Ellos ya no aceptan esas fallas como “inevitables”. Quieren reescribir el contrato social que heredaron. Marcharon porque entienden que la democracia no se hereda: se defiende. Porque saben que el silencio también es una forma de renuncia. Porque identifican que el poder, cualquier poder, tiende a confundir mayoría con impunidad.
Los estrategas de siempre repiten una frase tan cómoda como falsa: “Los jóvenes no participan.” La marcha de la Generación Z destruyó esa idea en un solo día. Los jóvenes sí participan, solo que no bajo los moldes de la política tradicional. No acuden a las élites, no buscan intermediarios, no negocian desde la sumisión.
Y tal vez convenga recordar algo elemental: muchos de los que hoy ostentan cargos públicos fueron, alguna vez, oposición. Marcharon, protestaron, denunciaron, reclamaron, bloquearon calles, encabezaron causas y abrazaron consignas. La incongruencia no está en que los jóvenes salgan a manifestarse; está en que quienes antes exigían apertura hoy pretendan regatearla.

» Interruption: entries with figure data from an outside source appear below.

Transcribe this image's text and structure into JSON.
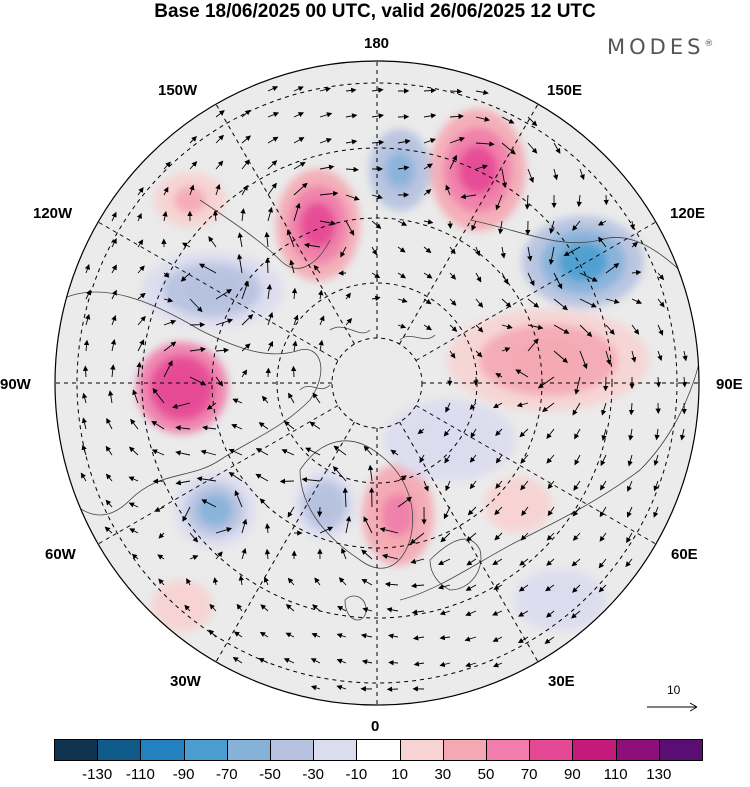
{
  "title": "Base 18/06/2025 00 UTC, valid 26/06/2025 12 UTC",
  "brand": "MODES",
  "brand_mark": "®",
  "longitude_labels": {
    "top": "180",
    "top_right": "150E",
    "right_upper": "120E",
    "right": "90E",
    "right_lower": "60E",
    "bottom_right": "30E",
    "bottom": "0",
    "bottom_left": "30W",
    "left_lower": "60W",
    "left": "90W",
    "left_upper": "120W",
    "top_left": "150W"
  },
  "reference_vector": {
    "label": "10"
  },
  "colorbar": {
    "colors": [
      "#10344f",
      "#115b8a",
      "#2281be",
      "#4b9dcf",
      "#86b2da",
      "#b6c2e0",
      "#dcdcef",
      "#ffffff",
      "#f7d3d3",
      "#f4a8b2",
      "#f07dab",
      "#e54895",
      "#c31a7c",
      "#8e0f7a",
      "#5a0d72"
    ],
    "ticks": [
      "-130",
      "-110",
      "-90",
      "-70",
      "-50",
      "-30",
      "-10",
      "10",
      "30",
      "50",
      "70",
      "90",
      "110",
      "130"
    ]
  },
  "anomaly_centers": [
    {
      "sign": "positive",
      "value": 85
    },
    {
      "sign": "positive",
      "value": 75
    },
    {
      "sign": "positive",
      "value": 90
    },
    {
      "sign": "positive",
      "value": 45
    },
    {
      "sign": "positive",
      "value": 55
    },
    {
      "sign": "positive",
      "value": 35
    },
    {
      "sign": "positive",
      "value": 25
    },
    {
      "sign": "positive",
      "value": 30
    },
    {
      "sign": "negative",
      "value": -70
    },
    {
      "sign": "negative",
      "value": -45
    },
    {
      "sign": "negative",
      "value": -50
    },
    {
      "sign": "negative",
      "value": -40
    },
    {
      "sign": "negative",
      "value": -55
    },
    {
      "sign": "negative",
      "value": -25
    },
    {
      "sign": "negative",
      "value": -20
    }
  ]
}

La protesta no fue un arrebato ni una moda. Fue un parteaguas que expresa algo más profundo: la Generación Z exige un Estado que entienda el siglo XXI. Un país donde la seguridad esté garantizada, la tecnología no sea amenaza, la transparencia no sea excepción, la justicia no dependa de influencias y la participación ciudadana no se reduzca al día de la elección. Quieren instituciones que funcionen, gobiernos que expliquen, representantes que rindan cuentas y políticas públicas que respondan a la evidencia, no al capricho.
Cada generación tiene un evento que define su conciencia pública. Para esta generación, esta marcha puede ser ese momento. Porque una vez que un joven pisa la calle para defender lo que cree, ya nunca vuelve al mismo lugar. Quizá el poder aún no lo entienda, pero lo entenderá: la Generación Z no despertó para volver a dormir.
Y México —su política, su democracia, su futuro— jamás volverá a ser el mismo después de que la generación más vigilada, más informada y más impaciente de la historia decidió tomar el espacio público y declarar: “AQUÍ COMIENZA NUESTRA ERA.”
“Se es joven cuando se está lejos de la docilidad y el servilismo, si se cree en la solidaridad y en la fraternidad. Cuando se tiene la voluntad de hacer y no de poseer; cuando se sabe vivir al día, para el mañana; cuando se ve siempre hacia adelante. Cuando la rebeldía frente a lo indeseable no ha terminado.”